DPDK patches and discussions
 help / color / mirror / Atom feed
From: "Stojaczyk, DariuszX" <dariuszx.stojaczyk@intel.com>
To: Maxime Coquelin <maxime.coquelin@redhat.com>,
	"dev@dpdk.org" <dev@dpdk.org>, "Bie, Tiwei" <tiwei.bie@intel.com>,
	Tetsuya Mukawa <mtetsuyah@gmail.com>,
	Thomas Monjalon <thomas@monjalon.net>
Cc: "yliu@fridaylinux.org" <yliu@fridaylinux.org>,
	Stefan Hajnoczi <stefanha@redhat.com>,
	"Harris, James R" <james.r.harris@intel.com>
Subject: Re: [dpdk-dev] [RFC v2] vhost: new rte_vhost API proposal
Date: Tue, 22 May 2018 10:19:53 +0000	[thread overview]
Message-ID: <FBE7E039FA50BF47A673AD0BD3CD56A8449A61D1@HASMSX105.ger.corp.intel.com> (raw)
In-Reply-To: <27ce772e-9f01-dff9-1f82-b99924efa950@redhat.com>

Hi Maxime,

> -----Original Message-----
> From: Maxime Coquelin [mailto:maxime.coquelin@redhat.com]
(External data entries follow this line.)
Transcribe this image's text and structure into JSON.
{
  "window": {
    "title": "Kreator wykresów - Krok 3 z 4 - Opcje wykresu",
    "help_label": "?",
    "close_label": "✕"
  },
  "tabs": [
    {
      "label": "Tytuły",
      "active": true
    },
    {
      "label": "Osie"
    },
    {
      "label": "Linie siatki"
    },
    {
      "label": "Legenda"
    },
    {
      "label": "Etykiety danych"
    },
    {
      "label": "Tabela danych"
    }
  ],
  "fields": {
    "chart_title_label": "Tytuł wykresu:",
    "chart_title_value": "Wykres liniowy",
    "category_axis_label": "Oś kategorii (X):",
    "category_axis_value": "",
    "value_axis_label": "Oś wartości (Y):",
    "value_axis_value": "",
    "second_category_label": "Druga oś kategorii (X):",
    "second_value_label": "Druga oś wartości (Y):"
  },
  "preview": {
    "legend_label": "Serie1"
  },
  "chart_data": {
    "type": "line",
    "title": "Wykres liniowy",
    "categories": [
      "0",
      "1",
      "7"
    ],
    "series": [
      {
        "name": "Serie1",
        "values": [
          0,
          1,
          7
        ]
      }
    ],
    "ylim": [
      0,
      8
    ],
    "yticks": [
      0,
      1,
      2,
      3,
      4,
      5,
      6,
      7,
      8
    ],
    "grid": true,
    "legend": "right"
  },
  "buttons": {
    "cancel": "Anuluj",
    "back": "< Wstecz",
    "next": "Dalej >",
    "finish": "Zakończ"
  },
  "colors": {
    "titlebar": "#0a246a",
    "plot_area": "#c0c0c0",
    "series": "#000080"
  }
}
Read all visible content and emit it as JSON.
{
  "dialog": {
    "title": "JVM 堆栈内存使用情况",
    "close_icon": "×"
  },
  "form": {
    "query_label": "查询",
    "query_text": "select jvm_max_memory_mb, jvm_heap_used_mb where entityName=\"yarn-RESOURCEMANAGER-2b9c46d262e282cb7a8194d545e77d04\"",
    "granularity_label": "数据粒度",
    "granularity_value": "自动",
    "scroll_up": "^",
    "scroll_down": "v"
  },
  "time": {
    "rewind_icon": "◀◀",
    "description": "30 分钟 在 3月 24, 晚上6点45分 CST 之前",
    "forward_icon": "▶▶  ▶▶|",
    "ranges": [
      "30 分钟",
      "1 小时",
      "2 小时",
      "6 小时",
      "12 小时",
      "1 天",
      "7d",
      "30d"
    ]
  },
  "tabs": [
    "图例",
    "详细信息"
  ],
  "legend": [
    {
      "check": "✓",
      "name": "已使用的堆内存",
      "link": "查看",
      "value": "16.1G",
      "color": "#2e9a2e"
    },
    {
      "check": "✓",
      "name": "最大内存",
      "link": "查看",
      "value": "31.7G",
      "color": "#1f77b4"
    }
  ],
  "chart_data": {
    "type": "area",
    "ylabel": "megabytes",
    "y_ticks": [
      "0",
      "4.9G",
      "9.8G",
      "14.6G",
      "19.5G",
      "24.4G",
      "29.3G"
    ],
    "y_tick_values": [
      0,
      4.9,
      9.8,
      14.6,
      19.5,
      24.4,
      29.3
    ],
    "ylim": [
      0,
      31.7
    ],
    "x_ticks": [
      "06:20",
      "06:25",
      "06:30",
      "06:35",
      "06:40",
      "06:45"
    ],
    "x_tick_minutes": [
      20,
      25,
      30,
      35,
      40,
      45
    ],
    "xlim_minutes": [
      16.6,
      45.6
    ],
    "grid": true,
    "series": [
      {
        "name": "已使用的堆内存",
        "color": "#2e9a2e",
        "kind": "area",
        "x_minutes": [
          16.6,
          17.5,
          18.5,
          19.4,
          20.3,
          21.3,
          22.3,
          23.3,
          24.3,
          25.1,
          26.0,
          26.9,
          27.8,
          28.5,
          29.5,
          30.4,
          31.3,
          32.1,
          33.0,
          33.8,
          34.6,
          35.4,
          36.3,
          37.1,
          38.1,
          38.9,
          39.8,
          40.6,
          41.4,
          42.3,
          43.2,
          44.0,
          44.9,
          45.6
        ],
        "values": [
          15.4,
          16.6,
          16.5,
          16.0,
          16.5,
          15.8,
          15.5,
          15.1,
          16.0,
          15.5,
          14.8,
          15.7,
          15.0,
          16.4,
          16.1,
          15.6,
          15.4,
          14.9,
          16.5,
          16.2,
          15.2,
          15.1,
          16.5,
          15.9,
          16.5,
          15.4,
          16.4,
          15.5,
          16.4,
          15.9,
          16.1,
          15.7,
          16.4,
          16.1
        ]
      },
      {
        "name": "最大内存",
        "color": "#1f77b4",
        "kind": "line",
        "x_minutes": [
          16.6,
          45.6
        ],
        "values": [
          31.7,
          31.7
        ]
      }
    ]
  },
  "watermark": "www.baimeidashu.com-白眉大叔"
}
> Sent: Friday, May 18, 2018 9:51 PM
> On 05/18/2018 03:01 PM, Dariusz Stojaczyk wrote:
> > rte_vhost is not vhost-user spec compliant. Some Vhost drivers have
> > been already confirmed not to work with rte_vhost. virtio-user-scsi-pci
> > in QEMU 2.12 doesn't fully initialize its management queues at SeaBIOS
> > stage. This is perfectly fine from the Vhost-user spec perspective, but
> > doesn't meet rte_vhost expectations. rte_vhost waits for all queues
> > to be fully initialized before it allows the entire device to be
> > processed. qFixing rte_vhost directly would require quite a big amount
> > of changes, which would completely break backwards compatibility.
> >
> > This rte_vhost2 library is intended to smooth out the transition.
> > It exposes a low-level API for implementing new Vhost-user slaves.
> > The existing rte_vhost is about to be refactored to use rte_vhost2
> > library underneath, and demanding backends could now use rte_vhost2
> > directly.
> 
> I like the idea, and the proposed way to smooth the transition.
> 
> I will certainly have other comments later, but please find below
> the ones I have for the moment.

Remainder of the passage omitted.